You might think that modern chiropractors restrict themselves to treating back problems, but in fact they still possess some quite wacky ideas. The fundamentalists argue that they can cure anything. And even the more moderate chiropractors have ideas above their station. The British Chiropractic Association claims that their members can help treat children with colic, sleeping and feeding problems, frequent ear infections, asthma and prolonged crying, even though there is not a jot of evidence. This organisation is the respectable face of the chiropractic profession and yet it happily promotes bogus treatments.

When the case was brought against him, The Guardian supported him and funded his legal advice, as well as offering to pay the BCA's legal costs in an out-of-court settlement if Singh chose to settle.
A "furious backlash" to the lawsuit resulted in the filing of formal complaints of false advertising against more than 500 individual chiropractors within one 24-hour period, with one national chiropractic organisation ordering its members to take down their websites, and Nature Medicine noting that the case had gathered wide support for Singh, as well as prompting calls for the reform of English libel laws. On 1 April 2010, Simon Singh won his court appeal for the right to rely on the defence of fair comment. On 15 April 2010, the BCA officially withdrew its lawsuit, ending the case.

To defend himself for the libel suit, Singh's out-of-pocket legal costs were tens of thousands of pounds. The trial acted as a catalyst. The outrage over the initial ruling brought together several groups to support Singh and acted as a focus for libel reform campaigners, resulting in all major parties in the 2010 general election making manifesto commitments to libel reform.

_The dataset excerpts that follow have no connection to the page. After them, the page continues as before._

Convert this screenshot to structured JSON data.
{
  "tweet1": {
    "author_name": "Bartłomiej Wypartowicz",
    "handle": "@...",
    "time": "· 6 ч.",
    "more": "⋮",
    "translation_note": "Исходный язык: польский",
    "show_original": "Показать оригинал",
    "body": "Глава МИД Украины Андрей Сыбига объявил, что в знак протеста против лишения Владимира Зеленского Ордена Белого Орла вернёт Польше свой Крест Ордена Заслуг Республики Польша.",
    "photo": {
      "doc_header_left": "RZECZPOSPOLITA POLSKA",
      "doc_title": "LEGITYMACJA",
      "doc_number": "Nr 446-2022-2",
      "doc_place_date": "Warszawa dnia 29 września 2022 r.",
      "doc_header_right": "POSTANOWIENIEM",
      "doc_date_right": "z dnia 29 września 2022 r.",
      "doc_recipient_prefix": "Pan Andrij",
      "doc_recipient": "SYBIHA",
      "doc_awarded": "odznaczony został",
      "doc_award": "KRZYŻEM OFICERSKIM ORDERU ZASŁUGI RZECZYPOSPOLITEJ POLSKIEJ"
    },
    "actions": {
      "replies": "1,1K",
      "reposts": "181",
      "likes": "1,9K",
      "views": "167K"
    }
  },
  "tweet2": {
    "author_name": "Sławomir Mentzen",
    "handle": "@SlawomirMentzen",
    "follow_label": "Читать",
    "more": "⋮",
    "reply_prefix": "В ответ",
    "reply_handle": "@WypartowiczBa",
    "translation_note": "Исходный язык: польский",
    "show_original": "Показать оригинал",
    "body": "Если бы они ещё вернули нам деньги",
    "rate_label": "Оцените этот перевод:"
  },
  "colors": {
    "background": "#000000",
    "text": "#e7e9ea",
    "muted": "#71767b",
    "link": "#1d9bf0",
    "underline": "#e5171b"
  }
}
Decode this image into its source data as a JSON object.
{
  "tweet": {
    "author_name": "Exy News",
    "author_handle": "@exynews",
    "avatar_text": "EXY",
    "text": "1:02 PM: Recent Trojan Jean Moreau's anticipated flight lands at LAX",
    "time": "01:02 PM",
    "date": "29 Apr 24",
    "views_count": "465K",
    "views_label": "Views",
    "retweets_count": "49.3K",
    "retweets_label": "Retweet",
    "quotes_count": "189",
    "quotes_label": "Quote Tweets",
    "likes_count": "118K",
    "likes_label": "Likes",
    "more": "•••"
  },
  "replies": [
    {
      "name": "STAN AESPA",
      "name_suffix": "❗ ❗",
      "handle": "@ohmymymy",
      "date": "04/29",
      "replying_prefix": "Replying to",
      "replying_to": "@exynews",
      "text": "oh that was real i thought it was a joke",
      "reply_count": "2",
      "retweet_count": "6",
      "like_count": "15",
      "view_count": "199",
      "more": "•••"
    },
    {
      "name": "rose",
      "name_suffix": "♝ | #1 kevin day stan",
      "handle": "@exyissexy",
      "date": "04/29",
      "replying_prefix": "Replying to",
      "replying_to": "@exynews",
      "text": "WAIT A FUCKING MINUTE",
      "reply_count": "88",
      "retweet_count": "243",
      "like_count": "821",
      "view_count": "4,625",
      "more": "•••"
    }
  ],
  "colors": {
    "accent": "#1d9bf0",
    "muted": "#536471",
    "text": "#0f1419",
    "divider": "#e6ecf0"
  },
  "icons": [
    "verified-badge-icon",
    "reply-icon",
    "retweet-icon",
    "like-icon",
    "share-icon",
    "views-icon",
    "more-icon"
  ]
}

On 25 April 2013 the Defamation Act 2013 received Royal Assent and became law. The purpose of the reformed law of defamation is to 'ensure that a fair balance is struck between the right to freedom of expression and the protection of reputation'. Under the new law, claimants must show that they suffer serious harm before the court will accept the case. Additional protection for website operators, defence of 'responsible publication on matters of public interest' and new statutory defences of truth and honest opinion are also part of the key areas of the new law.

== Publications ==
- Fermat's Last Theorem (1997) – the theorem's initial conjecture and eventual proof
- The Code Book (1999) – a history of cryptography – ISBN 978-1857028799
- Big Bang (2004) – discusses models for the origin of the universe – ISBN 0007193823
- Trick or Treatment?: Alternative Medicine on Trial (2008) (with Edzard Ernst) – examines various types of alternative medicine, finds lack of evidence – ISBN 0593061292
- The Simpsons and Their Mathematical Secrets (2013) – highlights mathematical references in The Simpsons – ISBN 1620402777

==Personal life==
Singh married journalist and broadcaster Anita Anand in 2007. The couple have two sons and live in Richmond, London.